All of lore.kernel.org
 help / color / mirror / Atom feed
From: Milton Miller <miltonm@bga.com>
To: Peter Zijlstra <peterz@infradead.org>,
	Anton Blanchard <anton@samba.org>,
	"Paul E. McKenney" <paulmck@linux.vnet.ibm.com>
Cc: xiaoguangrong@cn.fujitsu.com, mingo@elte.hu, jaxboe@fusionio.com,
	npiggin@gmail.com, rusty@rustcorp.com.au,
	akpm@linux-foundation.org, torvalds@linux-foundation.org,
	miltonm@bga.com, benh@kernel.crashing.org,
	linux-kernel@vger.kernel.org
Subject: RE: [PATCH] smp_call_function_many SMP race
Date: Tue, 18 Jan 2011 15:05:39 -0600	[thread overview]

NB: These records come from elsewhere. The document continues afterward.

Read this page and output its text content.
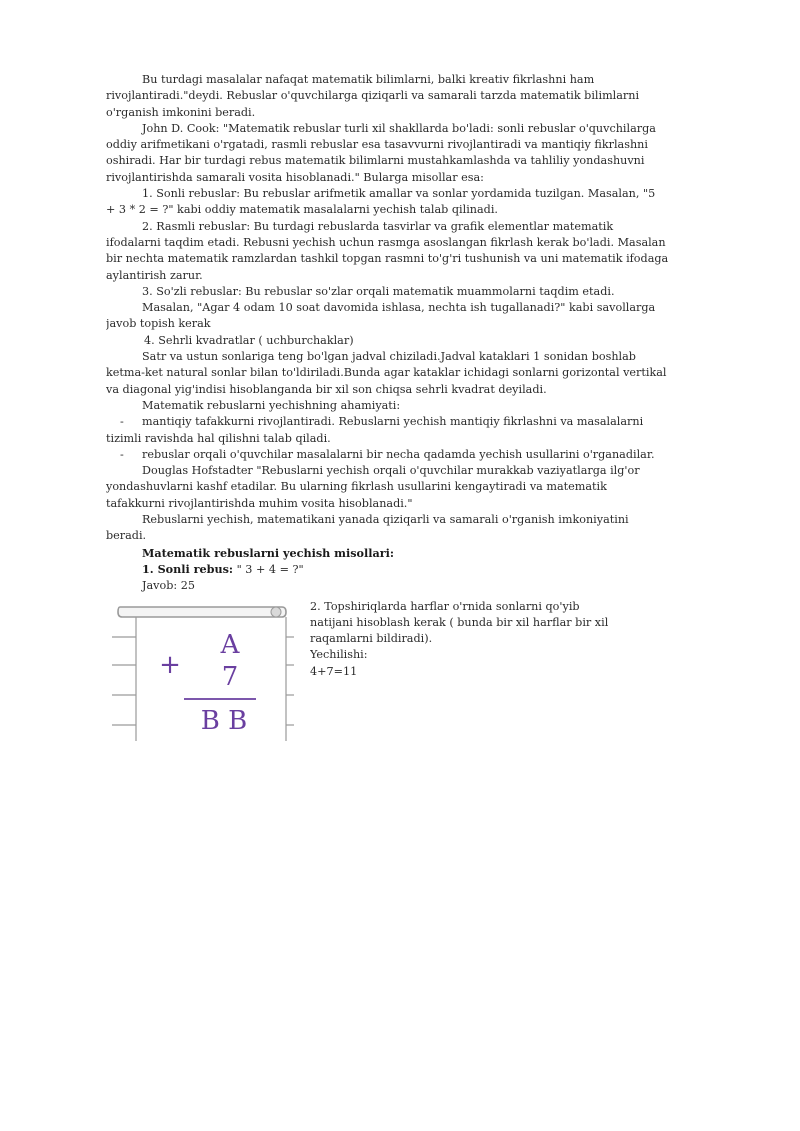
Bu turdagi masalalar nafaqat matematik bilimlarni, balki kreativ fikrlashni ham

rivojlantiradi."deydi. Rebuslar o'quvchilarga qiziqarli va samarali tarzda matematik bilimlarni

o'rganish imkonini beradi.

John D. Cook: "Matematik rebuslar turli xil shakllarda bo'ladi: sonli rebuslar o'quvchilarga

oddiy arifmetikani o'rgatadi, rasmli rebuslar esa tasavvurni rivojlantiradi va mantiqiy fikrlashni

oshiradi. Har bir turdagi rebus matematik bilimlarni mustahkamlashda va tahliliy yondashuvni

rivojlantirishda samarali vosita hisoblanadi." Bularga misollar esa:

1. Sonli rebuslar: Bu rebuslar arifmetik amallar va sonlar yordamida tuzilgan. Masalan, "5

+ 3 * 2 = ?" kabi oddiy matematik masalalarni yechish talab qilinadi.

2. Rasmli rebuslar: Bu turdagi rebuslarda tasvirlar va grafik elementlar matematik

ifodalarni taqdim etadi. Rebusni yechish uchun rasmga asoslangan fikrlash kerak bo'ladi. Masalan

bir nechta matematik ramzlardan tashkil topgan rasmni to'g'ri tushunish va uni matematik ifodaga

aylantirish zarur.

3. So'zli rebuslar: Bu rebuslar so'zlar orqali matematik muammolarni taqdim etadi.

Masalan, "Agar 4 odam 10 soat davomida ishlasa, nechta ish tugallanadi?" kabi savollarga

javob topish kerak

4. Sehrli kvadratlar ( uchburchaklar)

Satr va ustun sonlariga teng bo'lgan jadval chiziladi.Jadval kataklari 1 sonidan boshlab

ketma-ket natural sonlar bilan to'ldiriladi.Bunda agar kataklar ichidagi sonlarni gorizontal vertikal

va diagonal yig'indisi hisoblanganda bir xil son chiqsa sehrli kvadrat deyiladi.

Matematik rebuslarni yechishning ahamiyati:

-	mantiqiy tafakkurni rivojlantiradi. Rebuslarni yechish mantiqiy fikrlashni va masalalarni

tizimli ravishda hal qilishni talab qiladi.

-	rebuslar orqali o'quvchilar masalalarni bir necha qadamda yechish usullarini o'rganadilar.

Douglas Hofstadter "Rebuslarni yechish orqali o'quvchilar murakkab vaziyatlarga ilg'or

yondashuvlarni kashf etadilar. Bu ularning fikrlash usullarini kengaytiradi va matematik

tafakkurni rivojlantirishda muhim vosita hisoblanadi."

Rebuslarni yechish, matematikani yanada qiziqarli va samarali o'rganish imkoniyatini

beradi.

Matematik rebuslarni yechish misollari:

1. Sonli rebus: " 3 + 4 = ?"

Javob: 25

+
A
7
B B

2. Topshiriqlarda harflar o'rnida sonlarni qo'yib

natijani hisoblash kerak ( bunda bir xil harflar bir xil

raqamlarni bildiradi).

Yechilishi:

4+7=11
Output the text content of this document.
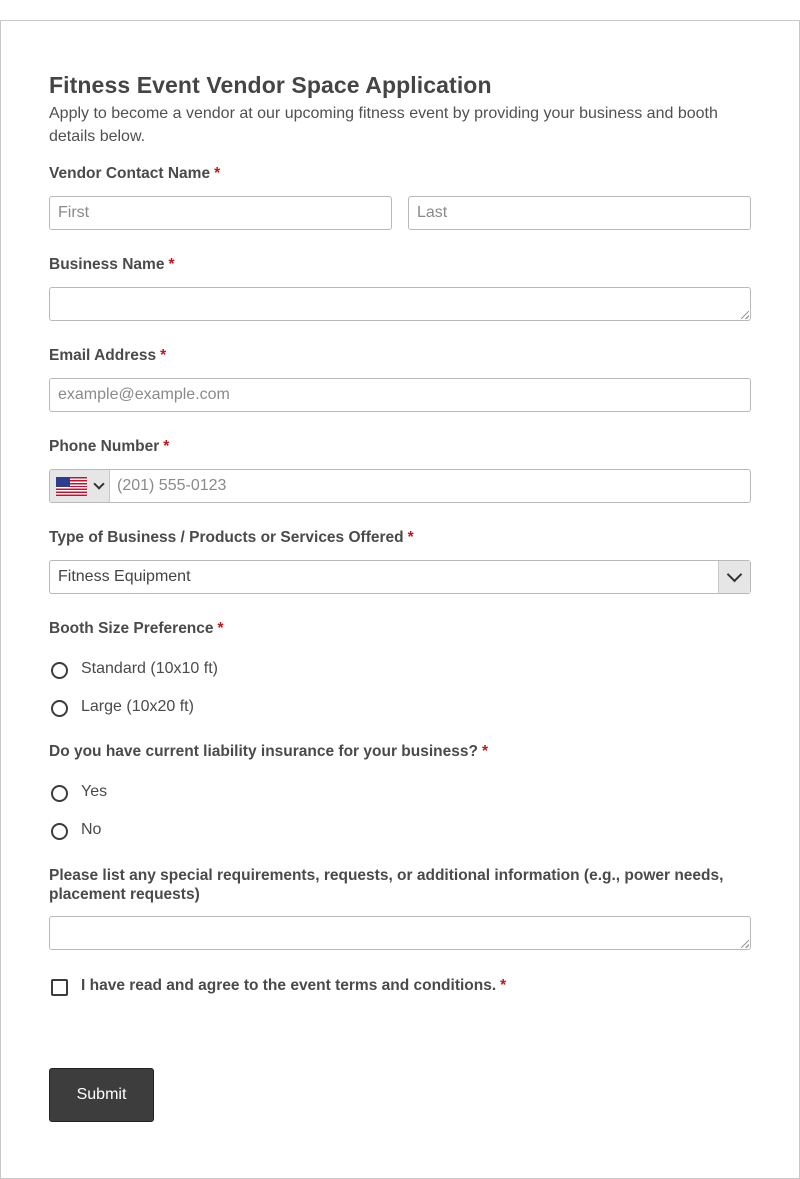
Fitness Event Vendor Space Application

Apply to become a vendor at our upcoming fitness event by providing your business and booth details below.

Vendor Contact Name *
First
Last
Business Name *
Email Address *
example@example.com
Phone Number *
(201) 555-0123
Type of Business / Products or Services Offered *
Fitness Equipment
Booth Size Preference *
Standard (10x10 ft)
Large (10x20 ft)
Do you have current liability insurance for your business? *
Yes
No
Please list any special requirements, requests, or additional information (e.g., power needs, placement requests)
I have read and agree to the event terms and conditions. *
Submit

Message-ID: <smp-call-function-peter-reply@mdm.bga.com> (raw)
In-Reply-To: <1295288253.30950.280.camel@laptop>

On Mon, 17 Jan 2011 around 19:17:33 +0100, Peter Zijlstra wrote:
> On Wed, 2011-01-12 at 15:07 +1100, Anton Blanchard wrote:
> 
> > I managed to forget all about this bug, probably because of how much it
> > makes my brain hurt.
> 
> Agreed.
> 
> 
> > I tried to fix it by ordering the read and the write of ->cpumask and
> > ->refs. In doing so I missed a critical case but Paul McKenney was able
> > to spot my bug thankfully :) To ensure we arent viewing previous
> > iterations the interrupt handler needs to read ->refs then ->cpumask
> > then ->refs _again_.
> 
> > ---
> > 
> > Index: linux-2.6/kernel/smp.c
> > =====================================================================
> > --- linux-2.6.orig/kernel/smp.c 2010-12-22 17:19:11.262835785 +1100
> > +++ linux-2.6/kernel/smp.c      2011-01-12 15:03:08.793324402 +1100
> > @@ -194,6 +194,31 @@ void generic_smp_call_function_interrupt
> >         list_for_each_entry_rcu(data, &call_function.queue, csd.list) {
> >                 int refs;
> >  
> > +               /*
> > +                * Since we walk the list without any locks, we might
> > +                * see an entry that was completed, removed from the
> > +                * list and is in the process of being reused.
> > +                *
> > +                * Just checking data->refs then data->cpumask is not good
> > +                * enough because we could see a non zero data->refs from a
> > +                * previous iteration. We need to check data->refs, then
> > +                * data->cpumask then data->refs again. Talk about
> > +                * complicated!
> > +                */
> > +
> > +               if (atomic_read(&data->refs) == 0)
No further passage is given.